I thought long and hard but couldn’t remember ever hearing of a major leaguer named Suds.
Suds continued. “Ernie’s Bay has an inter-county team called the Sudsers and she never missed a game. I was born during the seventh inning stretch during the pennant drive.”
“Quite a story that.”
“Yes it is. We came back and won that game in the bottom of the ninth.”

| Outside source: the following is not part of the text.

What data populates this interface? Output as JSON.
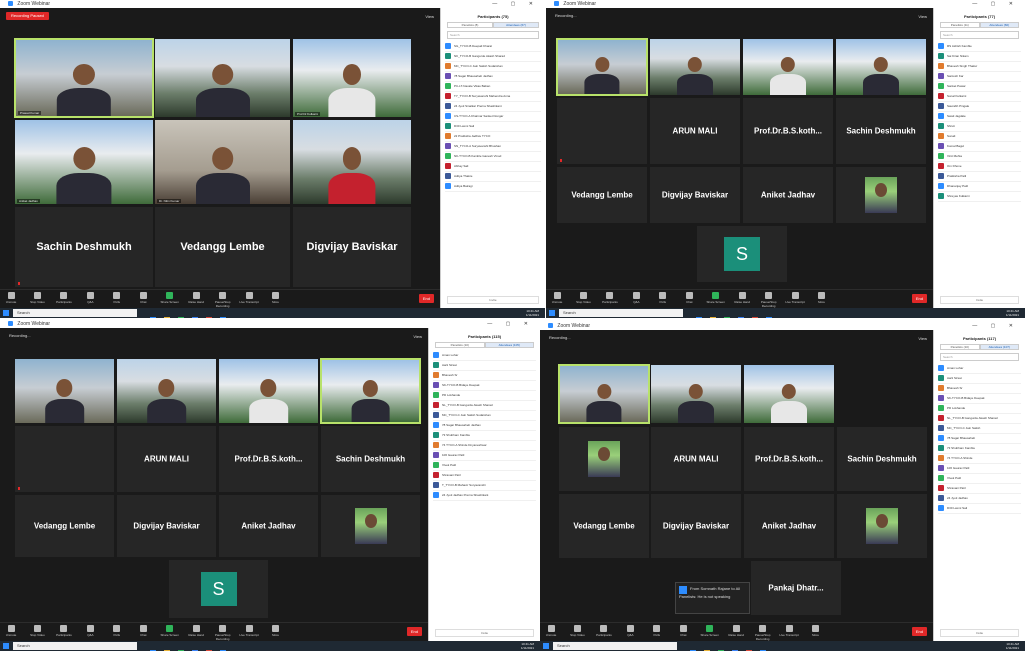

The room I was given was the master bedroom at the end of a long hallway. It was nestled in a womb behind a small office and en-suite giving me a feeling of safety and protection. The bed was warm and inviting. The pillows were soft and surrounded my head in a fortress of comfort. The ceiling was covered with glow-in-the-dark stars reaching out to me in the darkness from the extinguished light. After my initial chuckle, I felt as if I were back in a crib, ageless with the innocence of youth. My uneasiness had suddenly been stripped from me, extracted like a rotten tooth under heavy sedation. No cares, no worries, no distress.
That night I slept like a rock, from the fatigue of the day’s experience, both mental and physical. I’d say I deserved the rest. Perhaps more than I knew. Tomorrow, would be here soon enough, and bring with it a whole slew of new dead-ends and headaches. The roller coaster had reached the pinnacle and would soon be screaming in a rapid descent.